Jesus has in his mind his suffering and death. He has in his mind, the cross. “Drink the cup” reminds us of Jesus' prayer in Gethsemane, where he prays that this cup would pass, and he would pray ‘but not my will but yours be done, O Father.’ That cup of suffering will be a bitter cup. Jesus talking about the cup and baptism are all veiled references to his death. The disciples couldn’t understand what he was talking about at the time, but with the benefit of hindsight both they and we come to understand in time.
Jesus was saying, “I’m not going to be king. I’m not going to be wealthy. I’m not planning to be popular. I’m not who you think I am. I am going to give my life, on a Roman cross, for the sins of the world.”
And in verse 45, Jesus shares his mission statement: It is central to Mark’s gospel. It is the message he is at pains to get across.
“For the Son of Man came not to be served but to serve, and to give his life a ransom for many.” Here we have Jesus’ closest friends behaving like power-hungry men who are trying to use Jesus to get what they really want. And how does Jesus respond?
Does he say, “Ok, here’s the deal. You put in three years of blood, sweat and tears, and I’ll make sure you get a good position in my administration.” You don't know what you are asking. Very soon the Roman soldiers would bow down before Jesus, not in worship but in mockery. They dress will dress him in a fine robe of purple, not in honour but for a sadistic show. They will place a mock scepter in his hand, and then they will beat him with it. They will not sit him on a jeweled throne of high honour; rather he will be hung, on a cross, in shame. Not wearing a golden crown, but one of thorns.
Jesus is trying to explain that life in His kingdom is different. In the world, the greatest have servants. In his kingdom, they are the servants. Jesus knows our human frailty where we can so easily be concerned about our own little kingdoms, our own little thrones. Where we want to be our own masters, set our own rules, re-defining sin as what someone else does wrong, and not what we do wrong..

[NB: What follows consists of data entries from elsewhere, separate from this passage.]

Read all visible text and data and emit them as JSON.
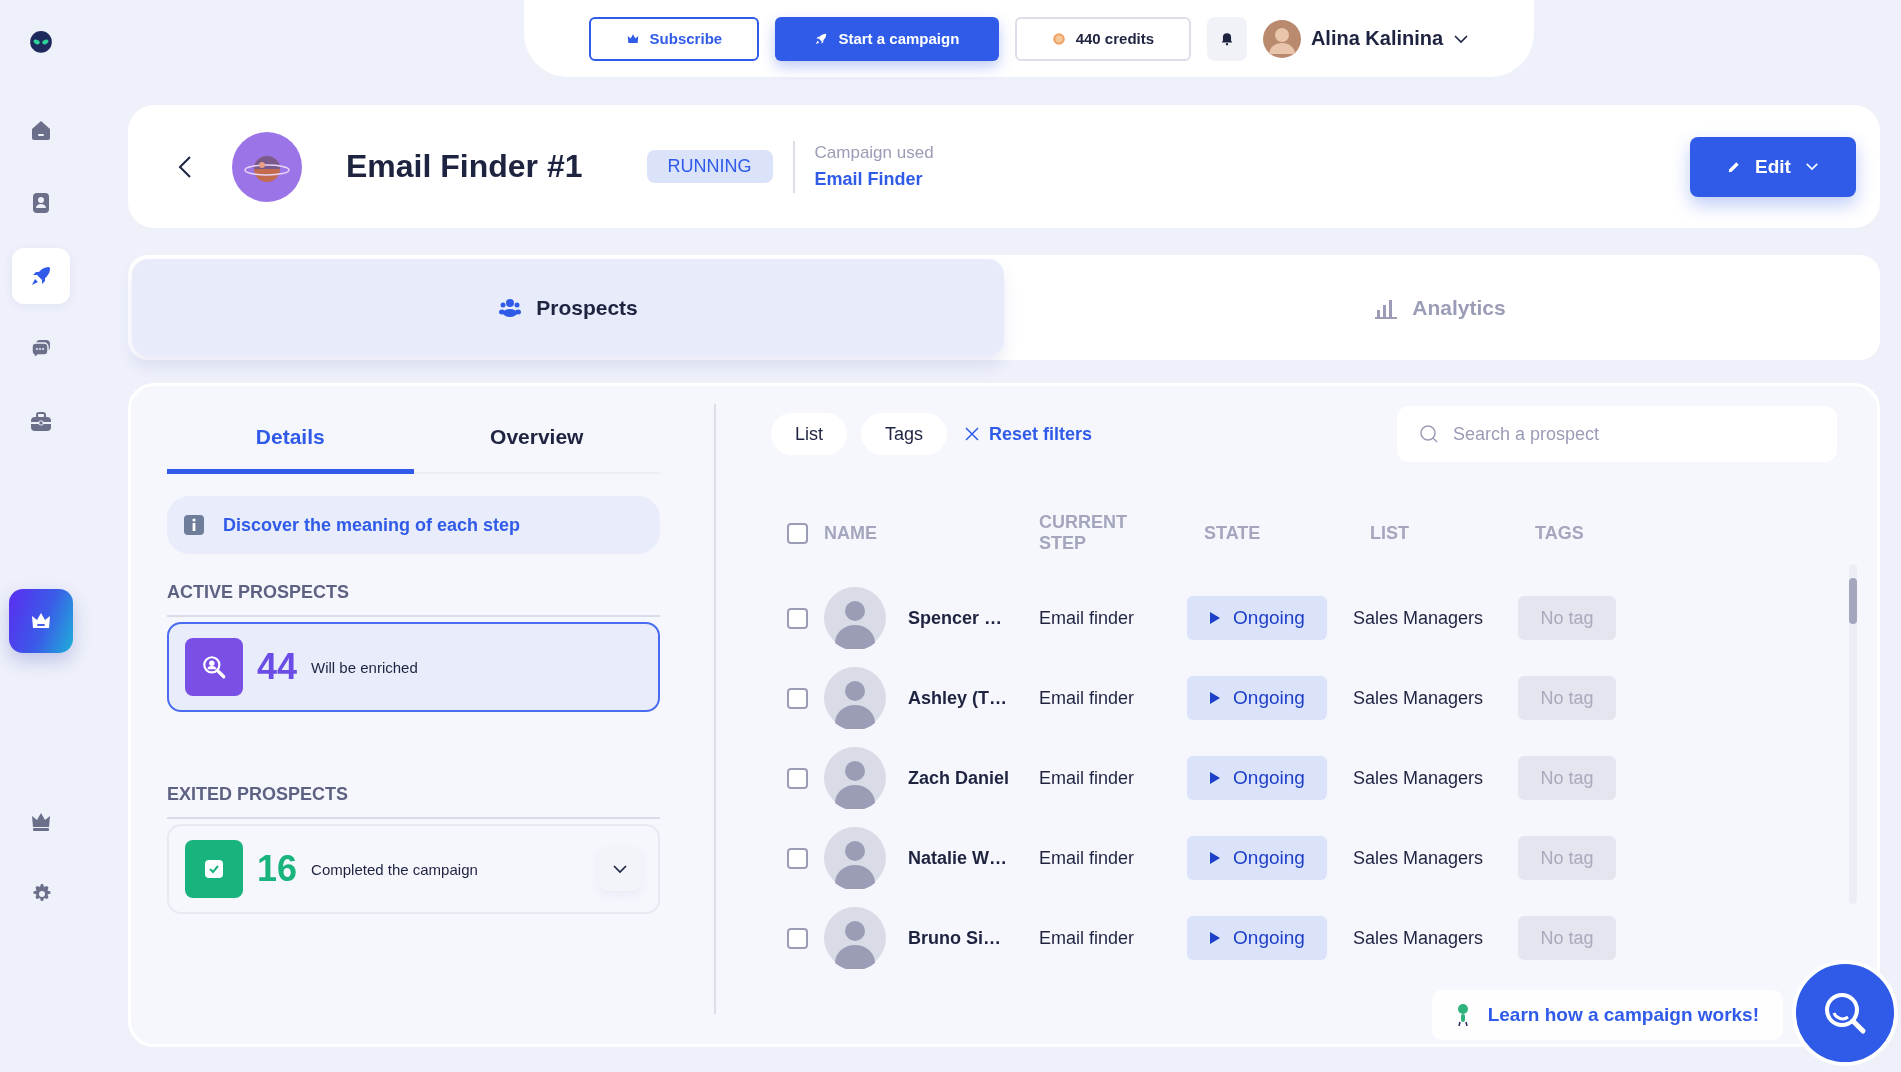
{
  "sidebar": {
    "items": [
      {
        "selected": false
      },
      {
        "selected": false
      },
      {
        "selected": true
      },
      {
        "selected": false
      },
      {
        "selected": false
      },
      {
        "selected": false
      },
      {
        "selected": false
      }
    ]
  },
  "topbar": {
    "subscribe": "Subscribe",
    "start_campaign": "Start a campaign",
    "credits": "440 credits",
    "user_name": "Alina Kalinina"
  },
  "header": {
    "title": "Email Finder #1",
    "status": "RUNNING",
    "campaign_label": "Campaign used",
    "campaign_link": "Email Finder",
    "edit": "Edit"
  },
  "tabs": [
    {
      "label": "Prospects",
      "selected": true
    },
    {
      "label": "Analytics",
      "selected": false
    }
  ],
  "details_tabs": [
    {
      "label": "Details",
      "selected": true
    },
    {
      "label": "Overview",
      "selected": false
    }
  ],
  "info_banner": "Discover the meaning of each step",
  "prospect_groups": [
    {
      "kind": "active",
      "heading": "ACTIVE PROSPECTS",
      "count": "44",
      "label": "Will be enriched"
    },
    {
      "kind": "exited",
      "heading": "EXITED PROSPECTS",
      "count": "16",
      "label": "Completed the campaign"
    }
  ],
  "filters": [
    {
      "label": "List"
    },
    {
      "label": "Tags"
    }
  ],
  "reset_filters": "Reset filters",
  "search": {
    "placeholder": "Search a prospect"
  },
  "table": {
    "select_all_checked": false,
    "columns": [
      "NAME",
      "CURRENT STEP",
      "STATE",
      "LIST",
      "TAGS"
    ],
    "rows": [
      {
        "checked": false,
        "name": "Spencer …",
        "current_step": "Email finder",
        "state": "Ongoing",
        "list": "Sales Managers",
        "tags": "No tag"
      },
      {
        "checked": false,
        "name": "Ashley (T…",
        "current_step": "Email finder",
        "state": "Ongoing",
        "list": "Sales Managers",
        "tags": "No tag"
      },
      {
        "checked": false,
        "name": "Zach Daniel",
        "current_step": "Email finder",
        "state": "Ongoing",
        "list": "Sales Managers",
        "tags": "No tag"
      },
      {
        "checked": false,
        "name": "Natalie W…",
        "current_step": "Email finder",
        "state": "Ongoing",
        "list": "Sales Managers",
        "tags": "No tag"
      },
      {
        "checked": false,
        "name": "Bruno Si…",
        "current_step": "Email finder",
        "state": "Ongoing",
        "list": "Sales Managers",
        "tags": "No tag"
      }
    ]
  },
  "help_toast": "Learn how a campaign works!"
}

Sadly, much of our world is ruled by people who lord their authority over others. But imagine a world where people use their authority to serve like Jesus. Imagine what it would be like if everyone who attended Church was eager to serve their neighbour. And what if that service was self-forgetful, where we didn’t keep track, of how well we were doing in our serving others?
Imagine if we brought this attitude into our jobs and our families and our neighborhoods? That is the Kingdom we pray for week after week as we say the Lord’s prayer, ‘Thy kingdom come here on earth’, then there will be a community of people who are soaked in the love of God, active in loving and serving each other.
When Toyohiko Kagawa, who lived in Japan, met Christianity he was captured by its call to serve. He prayed, 'O God, make me like Christ.' To become like Christ he went to live in the slums of Tokyo to care for others. He chose to live in a shed that was about two meters square. On the very first night he was asked to share his room and bed with a man with a contagious skin disease, which caused terrible itching, the first test of his aim to serve. He welcomed the poor man. Then a beggar asked for his shirt and he gave it. The next day the beggar came back for Kagawa's coat and trousers. He gave them and was left wearing a ragged kimono. At first the slum dwellers laughed at him but they soon came to admire him. Kagawa wrote:
God dwells in the lowliest of men. He sits on the dust heap among the prison convicts. He stands with the juvenile delinquents. He is there with the beggars. He is among the sick; he stands with the unemployed. Therefore let him who would meet God visit the prison cell before going to the temple. Before he goes to church let him visit the hospital. Before he reads the Bible let him visit the beggar.
We need a revolution – not a stand against authority but a willingness to serve and to be served, if this was how every Christian lived we would take the world by storm, it would be overwhelmed by love.
And so we pray, bring on the revolution – and may it start here with us - Thy Kingdom come on earth as it is in heaven.